Wetterau Associates will license the Save-A-Lots from Supervalu. Save-A-Lot, which was a wholly owned subsidiary of Wetterau Inc., is now a wholly owned subsidiary of Supervalu.
Mark Wetterau's brother Conrad is president and chief operating officer of Wetterau Associates and Mike Waitukaitis is chief
Most recently, Conrad Wetterau had been senior executive vice president, chief administrative officer and president of the food distribution group at Wetterau Inc. He resigned in July. Waitukaitis was senior vice president of Wetterau Inc., responsible for mergers and acquisitions. He also had oversight for the tax department.
Ted Wetterau, the father of Mark and Conrad Wetterau and former chairman and CEO of Wetterau Inc., is a consultant and adviser. "He's helping to [push] the marketing side from the standpoint of bringing in people to look at different deals and opportunities," Mark Wetterau said.
"He's the up-front man, utilizing the contacts and knowledge he developed over 40 years in the food industry to approach companies we may be interested in."
The new company's focus, Mark Wetterau said, will be to invest in a multitude of industries.
The biggest food focuses will be in licensing and regional chain acquisitions.

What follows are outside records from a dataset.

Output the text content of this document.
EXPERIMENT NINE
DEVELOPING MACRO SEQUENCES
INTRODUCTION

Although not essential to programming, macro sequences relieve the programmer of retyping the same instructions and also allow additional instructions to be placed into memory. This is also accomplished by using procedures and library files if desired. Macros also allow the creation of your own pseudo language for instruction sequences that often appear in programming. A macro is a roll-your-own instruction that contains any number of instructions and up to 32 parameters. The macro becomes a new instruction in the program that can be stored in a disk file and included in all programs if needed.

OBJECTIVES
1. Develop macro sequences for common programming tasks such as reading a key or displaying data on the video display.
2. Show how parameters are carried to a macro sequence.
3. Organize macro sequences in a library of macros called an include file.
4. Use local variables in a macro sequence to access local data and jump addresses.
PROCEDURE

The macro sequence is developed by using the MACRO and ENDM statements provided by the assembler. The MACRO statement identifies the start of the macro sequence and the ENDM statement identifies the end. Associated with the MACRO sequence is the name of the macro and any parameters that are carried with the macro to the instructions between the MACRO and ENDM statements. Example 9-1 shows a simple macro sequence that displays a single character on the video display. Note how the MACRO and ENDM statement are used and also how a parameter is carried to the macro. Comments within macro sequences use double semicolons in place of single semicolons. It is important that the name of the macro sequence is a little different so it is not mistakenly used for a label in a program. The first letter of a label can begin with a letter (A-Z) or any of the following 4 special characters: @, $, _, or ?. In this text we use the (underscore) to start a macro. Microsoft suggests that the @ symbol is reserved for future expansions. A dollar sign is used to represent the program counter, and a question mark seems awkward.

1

The Wetteraus consider Save-A-Lot to be an important niche business because it involves high-quality national brand alternatives in a limited-assortment type format, Mark Wetterau said. They selected North Carolina as their base of operations, he said, because there were no other Save-A-Lots within 400 to 500 miles. Once the company has five to 10 stores open, it will know how well they are accepted, Wetterau said, "and the subsequent rollout could be very quick."
Wetterau Inc. acquired the Save-A-Lot chain in 1988, when it licensed just over 100 stores. There are now more than 400 Save-A-Lot units, some of which are Supervalu corporate stores but most of which are licensed to a variety of operators.
"It was one of the fastest growing entities at the old Wetterau, and it's probably growing just as fast at Supervalu," Mark Wetterau said. In discussing the acquisition of regional chains Wetterau said: "We don't want any stores that are troubled or whose market and consumer acceptance is diminished. We want companies that are accepted, strong and able to grow.
"In retailing, we want to operate several regional chains of anywhere from six to 100 stores," Wetterau said.
Although he declined to pinpoint any specific regional chains in which Wetterau Associates is interested, he said the company is in the preliminary stages of talks with some operators. In manufacturing, the company wants to acquire "three or four companies, each doing $200 million to $300 million annually to grow with and build from." These would be niche companies "that are capable of growing to become larger fish in small ponds," Wetterau said. He declined to pinpoint specific types of businesses in which his company is interested, however.
According to Conrad Wetterau, financing for the acquisitions could come from a variety of sources, including pure equity, senior bank financing or, in some cases, subordinated debt financing. If a consortium of investors is required, Wetterau Associates will always be in a position of control, with a 51% ownership.
Additionally, Ted Wetterau may provide financing on some deals, although he is not expected to have ownership positions in all the company's acquisitions, Conrad Wetterau said.
While wholesaling was a big part of Wetterau Inc.'s business, the new Wetterau venture will be eschewing the traditional food wholesale business.
Accordingly, in the area of distribution, Wetterau Associates is seeking to acquire "three-tier distributors" -- companies that manufacturers rely on to supply end-users.